同じスパ・フランコルシャンでは現在、F1世界選手権第13戦ベルギーGPが開催されており、ユベールの訃報にドライバーをはじめとする全ての関係者が心を痛めた。アレックス・アルボンやシャルル・ルクレール、ジョージ・ラッセルらは、ジュニア時代にユベールと凌ぎを削った間柄だった。
ユベールと同じく事故に巻き込まれたフアン・マヌエル・コレアは、軽度の脊椎損傷と下肢骨折の手術を受けた後、集中治療室へ。安定した状態にあることが確認された。
© FIA FORMULA 2 / ユベールとエステバン・グティエレス、ヤス・マリーナ・サーキットで行われた2018年アワードにて
事故発生から1時間半後にユベールの死亡が確認され、FIA国際自動車連盟からその事実が発表された。ホンダF1はいち早くこの知らせに反応し、現場統括責任者を務める田辺豊治テクニカル・ディレクター名義で追悼の言葉を発表した。

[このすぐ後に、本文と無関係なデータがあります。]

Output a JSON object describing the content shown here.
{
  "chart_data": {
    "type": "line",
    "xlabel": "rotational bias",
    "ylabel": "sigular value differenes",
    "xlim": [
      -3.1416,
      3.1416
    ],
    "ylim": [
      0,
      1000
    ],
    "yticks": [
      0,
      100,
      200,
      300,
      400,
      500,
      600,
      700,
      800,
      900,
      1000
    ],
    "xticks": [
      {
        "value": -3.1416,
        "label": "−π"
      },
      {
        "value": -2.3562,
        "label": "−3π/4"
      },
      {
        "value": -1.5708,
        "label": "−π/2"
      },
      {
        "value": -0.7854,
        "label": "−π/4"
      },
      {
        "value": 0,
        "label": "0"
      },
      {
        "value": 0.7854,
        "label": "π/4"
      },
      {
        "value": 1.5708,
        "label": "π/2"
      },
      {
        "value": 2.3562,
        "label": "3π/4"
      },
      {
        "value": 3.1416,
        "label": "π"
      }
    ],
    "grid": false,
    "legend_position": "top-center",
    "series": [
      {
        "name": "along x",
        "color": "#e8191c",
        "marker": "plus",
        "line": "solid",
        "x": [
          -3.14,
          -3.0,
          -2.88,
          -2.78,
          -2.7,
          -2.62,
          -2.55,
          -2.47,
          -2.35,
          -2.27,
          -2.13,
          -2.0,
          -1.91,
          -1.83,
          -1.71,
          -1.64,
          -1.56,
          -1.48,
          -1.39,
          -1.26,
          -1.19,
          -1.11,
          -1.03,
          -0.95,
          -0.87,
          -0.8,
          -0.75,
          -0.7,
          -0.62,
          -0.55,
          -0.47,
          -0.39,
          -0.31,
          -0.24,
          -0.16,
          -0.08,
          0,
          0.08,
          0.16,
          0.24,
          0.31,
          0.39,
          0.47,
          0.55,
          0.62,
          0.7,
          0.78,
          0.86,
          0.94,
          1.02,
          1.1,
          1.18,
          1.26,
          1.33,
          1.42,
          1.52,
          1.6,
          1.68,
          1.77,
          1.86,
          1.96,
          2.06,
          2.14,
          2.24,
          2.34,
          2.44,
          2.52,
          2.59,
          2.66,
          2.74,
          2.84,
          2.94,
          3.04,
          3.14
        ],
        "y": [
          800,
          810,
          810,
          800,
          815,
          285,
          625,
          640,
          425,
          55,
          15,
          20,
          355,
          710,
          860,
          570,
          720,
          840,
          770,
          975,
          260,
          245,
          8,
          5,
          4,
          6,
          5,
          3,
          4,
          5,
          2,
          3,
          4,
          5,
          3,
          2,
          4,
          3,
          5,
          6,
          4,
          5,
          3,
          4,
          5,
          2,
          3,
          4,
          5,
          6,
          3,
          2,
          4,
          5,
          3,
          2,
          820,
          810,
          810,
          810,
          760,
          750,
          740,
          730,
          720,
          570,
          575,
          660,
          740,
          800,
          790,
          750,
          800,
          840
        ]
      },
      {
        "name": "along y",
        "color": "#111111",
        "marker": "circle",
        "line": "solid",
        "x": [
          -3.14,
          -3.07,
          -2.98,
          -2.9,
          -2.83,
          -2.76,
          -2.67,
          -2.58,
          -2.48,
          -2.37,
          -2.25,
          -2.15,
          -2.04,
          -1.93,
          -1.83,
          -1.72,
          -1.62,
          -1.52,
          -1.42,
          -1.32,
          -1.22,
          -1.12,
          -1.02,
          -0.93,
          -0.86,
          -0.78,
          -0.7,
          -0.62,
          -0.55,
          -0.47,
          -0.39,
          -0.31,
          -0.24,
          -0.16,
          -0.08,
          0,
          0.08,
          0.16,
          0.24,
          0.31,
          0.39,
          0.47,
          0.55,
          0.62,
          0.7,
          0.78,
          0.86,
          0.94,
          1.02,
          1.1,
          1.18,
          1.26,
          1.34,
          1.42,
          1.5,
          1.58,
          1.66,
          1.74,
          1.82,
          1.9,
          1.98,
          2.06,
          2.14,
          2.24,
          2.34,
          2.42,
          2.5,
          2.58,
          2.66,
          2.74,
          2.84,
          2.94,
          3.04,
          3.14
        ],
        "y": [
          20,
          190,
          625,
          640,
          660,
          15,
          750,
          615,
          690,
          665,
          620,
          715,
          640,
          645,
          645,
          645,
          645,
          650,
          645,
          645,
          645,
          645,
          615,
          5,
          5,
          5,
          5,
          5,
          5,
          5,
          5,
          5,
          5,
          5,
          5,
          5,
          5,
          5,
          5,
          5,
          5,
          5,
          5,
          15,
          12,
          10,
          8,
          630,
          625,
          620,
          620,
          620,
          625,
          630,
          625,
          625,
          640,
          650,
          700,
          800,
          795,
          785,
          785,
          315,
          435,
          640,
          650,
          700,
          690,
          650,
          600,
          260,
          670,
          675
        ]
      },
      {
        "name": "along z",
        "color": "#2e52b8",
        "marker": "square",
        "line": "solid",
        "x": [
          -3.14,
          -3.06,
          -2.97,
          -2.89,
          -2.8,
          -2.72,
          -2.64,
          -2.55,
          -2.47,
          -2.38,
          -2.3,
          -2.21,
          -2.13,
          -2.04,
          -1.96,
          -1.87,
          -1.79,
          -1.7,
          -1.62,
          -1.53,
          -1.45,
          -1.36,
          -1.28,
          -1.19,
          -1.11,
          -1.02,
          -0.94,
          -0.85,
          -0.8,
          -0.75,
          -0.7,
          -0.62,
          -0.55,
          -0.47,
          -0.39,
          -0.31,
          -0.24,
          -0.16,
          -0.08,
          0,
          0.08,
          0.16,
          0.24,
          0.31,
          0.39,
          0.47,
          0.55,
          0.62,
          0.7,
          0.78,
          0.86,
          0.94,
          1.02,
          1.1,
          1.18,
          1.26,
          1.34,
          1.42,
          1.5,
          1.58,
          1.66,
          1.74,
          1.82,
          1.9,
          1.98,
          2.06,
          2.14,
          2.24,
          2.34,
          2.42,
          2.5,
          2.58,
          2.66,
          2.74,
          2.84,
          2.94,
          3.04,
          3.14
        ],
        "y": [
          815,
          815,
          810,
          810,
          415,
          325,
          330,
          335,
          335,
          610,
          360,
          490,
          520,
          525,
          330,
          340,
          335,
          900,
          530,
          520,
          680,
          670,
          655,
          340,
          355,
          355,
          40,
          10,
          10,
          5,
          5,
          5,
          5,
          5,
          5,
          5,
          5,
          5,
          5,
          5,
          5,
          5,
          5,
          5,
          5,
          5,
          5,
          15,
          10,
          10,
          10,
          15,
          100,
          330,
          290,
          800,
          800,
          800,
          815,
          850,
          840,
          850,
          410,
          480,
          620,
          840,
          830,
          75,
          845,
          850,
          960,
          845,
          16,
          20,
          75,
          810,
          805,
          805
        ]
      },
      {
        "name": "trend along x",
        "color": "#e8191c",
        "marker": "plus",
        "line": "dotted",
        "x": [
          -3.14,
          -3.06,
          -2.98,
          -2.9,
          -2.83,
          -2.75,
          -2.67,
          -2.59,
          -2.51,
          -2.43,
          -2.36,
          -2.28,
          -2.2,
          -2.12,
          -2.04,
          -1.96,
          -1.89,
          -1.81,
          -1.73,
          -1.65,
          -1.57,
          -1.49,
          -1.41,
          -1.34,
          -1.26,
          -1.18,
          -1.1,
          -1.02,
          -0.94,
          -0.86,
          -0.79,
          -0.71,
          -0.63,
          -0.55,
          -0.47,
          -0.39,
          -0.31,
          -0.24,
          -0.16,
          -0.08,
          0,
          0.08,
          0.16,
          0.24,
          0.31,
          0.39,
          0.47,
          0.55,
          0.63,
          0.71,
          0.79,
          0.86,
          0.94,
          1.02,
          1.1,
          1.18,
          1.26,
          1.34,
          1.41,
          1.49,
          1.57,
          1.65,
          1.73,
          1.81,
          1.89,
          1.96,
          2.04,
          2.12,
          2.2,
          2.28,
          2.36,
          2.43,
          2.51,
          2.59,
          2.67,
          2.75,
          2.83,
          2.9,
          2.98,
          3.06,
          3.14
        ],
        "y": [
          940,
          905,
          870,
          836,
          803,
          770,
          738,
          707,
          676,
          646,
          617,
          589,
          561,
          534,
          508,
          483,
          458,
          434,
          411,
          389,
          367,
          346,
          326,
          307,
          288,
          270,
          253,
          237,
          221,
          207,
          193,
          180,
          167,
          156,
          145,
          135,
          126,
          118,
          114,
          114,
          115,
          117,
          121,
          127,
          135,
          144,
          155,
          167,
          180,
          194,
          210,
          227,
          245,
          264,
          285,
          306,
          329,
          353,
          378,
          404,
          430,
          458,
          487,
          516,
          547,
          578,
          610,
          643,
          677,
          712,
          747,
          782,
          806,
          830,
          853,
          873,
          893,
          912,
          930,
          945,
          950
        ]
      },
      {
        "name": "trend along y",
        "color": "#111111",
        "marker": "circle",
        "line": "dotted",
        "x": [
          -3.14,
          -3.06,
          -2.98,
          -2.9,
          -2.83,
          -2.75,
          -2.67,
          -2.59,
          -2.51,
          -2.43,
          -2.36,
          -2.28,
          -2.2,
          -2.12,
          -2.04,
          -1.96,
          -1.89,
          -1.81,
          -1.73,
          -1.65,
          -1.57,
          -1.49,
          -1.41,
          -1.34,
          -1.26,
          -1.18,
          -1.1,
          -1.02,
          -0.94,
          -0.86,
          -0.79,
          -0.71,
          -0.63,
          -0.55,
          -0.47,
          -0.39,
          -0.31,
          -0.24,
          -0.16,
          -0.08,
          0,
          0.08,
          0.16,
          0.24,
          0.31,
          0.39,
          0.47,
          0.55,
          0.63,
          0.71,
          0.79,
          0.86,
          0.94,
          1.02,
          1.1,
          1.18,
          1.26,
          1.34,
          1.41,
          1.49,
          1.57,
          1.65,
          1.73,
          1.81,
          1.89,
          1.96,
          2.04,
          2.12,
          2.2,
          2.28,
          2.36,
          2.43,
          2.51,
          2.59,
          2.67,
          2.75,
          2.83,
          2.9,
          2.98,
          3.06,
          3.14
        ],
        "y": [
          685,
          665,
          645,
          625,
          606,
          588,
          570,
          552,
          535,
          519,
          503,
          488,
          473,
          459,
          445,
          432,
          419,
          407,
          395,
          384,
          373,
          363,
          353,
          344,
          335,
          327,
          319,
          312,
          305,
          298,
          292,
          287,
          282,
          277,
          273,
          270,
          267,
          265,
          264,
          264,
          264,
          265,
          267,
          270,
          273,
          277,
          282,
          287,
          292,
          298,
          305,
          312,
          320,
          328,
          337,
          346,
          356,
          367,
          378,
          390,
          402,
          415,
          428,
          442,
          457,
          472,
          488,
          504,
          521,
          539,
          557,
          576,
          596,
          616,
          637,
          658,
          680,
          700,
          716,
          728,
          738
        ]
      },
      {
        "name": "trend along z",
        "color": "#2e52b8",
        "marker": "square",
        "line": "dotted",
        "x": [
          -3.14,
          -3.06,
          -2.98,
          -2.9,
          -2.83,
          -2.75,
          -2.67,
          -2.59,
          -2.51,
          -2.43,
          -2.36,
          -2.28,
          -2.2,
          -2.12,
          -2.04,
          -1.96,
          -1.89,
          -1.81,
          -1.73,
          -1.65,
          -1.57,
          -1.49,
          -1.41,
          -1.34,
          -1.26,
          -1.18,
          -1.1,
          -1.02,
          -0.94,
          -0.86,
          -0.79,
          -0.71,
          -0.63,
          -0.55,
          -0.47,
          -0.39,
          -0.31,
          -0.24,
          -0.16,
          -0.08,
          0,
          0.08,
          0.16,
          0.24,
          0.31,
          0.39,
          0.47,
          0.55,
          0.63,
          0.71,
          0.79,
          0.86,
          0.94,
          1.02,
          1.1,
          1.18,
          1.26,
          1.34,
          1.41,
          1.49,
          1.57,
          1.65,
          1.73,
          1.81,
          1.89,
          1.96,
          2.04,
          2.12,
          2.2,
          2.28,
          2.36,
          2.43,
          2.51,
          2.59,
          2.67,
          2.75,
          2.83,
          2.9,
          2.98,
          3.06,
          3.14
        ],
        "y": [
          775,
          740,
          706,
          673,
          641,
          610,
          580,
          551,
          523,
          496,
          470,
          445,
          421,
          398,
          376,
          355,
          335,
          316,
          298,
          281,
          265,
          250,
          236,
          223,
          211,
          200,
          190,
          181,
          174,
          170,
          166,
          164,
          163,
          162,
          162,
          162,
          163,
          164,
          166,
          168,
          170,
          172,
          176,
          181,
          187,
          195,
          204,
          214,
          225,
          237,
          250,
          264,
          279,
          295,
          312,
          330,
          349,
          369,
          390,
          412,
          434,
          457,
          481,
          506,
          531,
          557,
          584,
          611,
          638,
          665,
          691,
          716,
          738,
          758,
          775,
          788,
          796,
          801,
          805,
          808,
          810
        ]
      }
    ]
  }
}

「本日のF2決勝レースでの事故によるアントワーヌ・ユベール選手の逝去に際し、Hondaを代表して同選手のご冥福をお祈りするとともに、ご家族、ご友人の皆様に心からお悔やみ申し上げます。
また、負傷されたファン・マヌエル・コレア選手の、少しでも早い回復をお祈りいたします」(Honda F1 田辺豊冶)
ホンダのF1パワーユニットの供給を受けるスクーデリア・トロロッソとレッドブル・レーシングも、ユベールに追悼の意を表した。アーデンはクリスチャン・ホーナー代表が、1997年に設立したレーシングチームだ。

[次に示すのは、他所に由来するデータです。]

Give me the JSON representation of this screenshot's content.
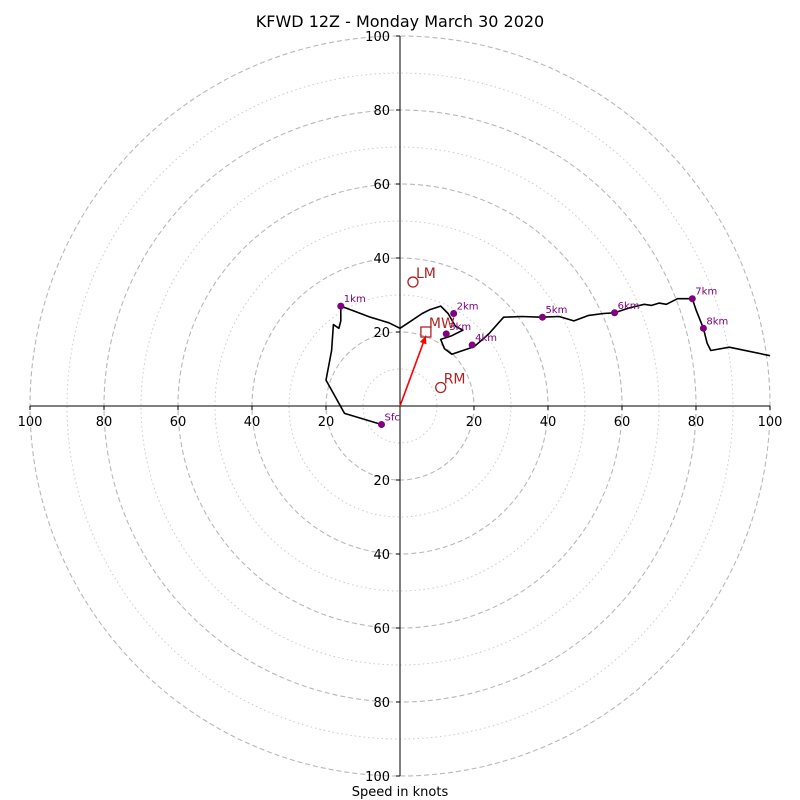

「悲しい事にモータースポーツ界は、フォーミュラ2ドライバーのアンソニー・ユベールを失った。これは、モータースポーツコミュニティ全体にとって本当に悲しい事だ。スクーデリア・トロ・ロッソを代表して、困難な時期にある彼の家族や友人に心から哀悼の意を表したい。と同時に、ファン・マヌエル・コレアの回復を願っている」(トロロッソ / フランツ・トスト代表)
「今日のスパでのアンソニー・ユベールの悲劇的な死は、我々が愛するモータースポーツが時として、如何に残酷かを思い出させる出来事だ。アンソニーはルーキー・シーズンにも関わらず、今年モナコとフランスで勝利を上げ、将来のスター候補である事を感じさせていた。Aston Martin Red Bull Racingを代表して、彼の家族、ルノー、そして私と親しいBWT Ardenチームに思いを馳せると共に、ファン・マヌエルと彼の家族にも思いを馳せたい」(レッドブル / クリスチャン・ホーナー代表)
ユベールは2018年にルノースポーツアカデミーの育成プログラムに加入。ルノーF1チームのシリル・アビテブール代表もまた、彼の死を悼む声明を発表した。この事故を受けて、メルセデスやルノー等、一部のF1チームは定例会見をキャンセル。通常のプレスリリースを取りやめ、ユベールへの追悼の声明を発表している。
訃報が駆け巡る中、ポートランドのプラクティス3及び予選を迎えた佐藤琢磨が参戦しているインディカー・シリーズは、参戦ドライバー、チームスタッフ、セーフティーマーシャルら全員で黙祷を捧げた。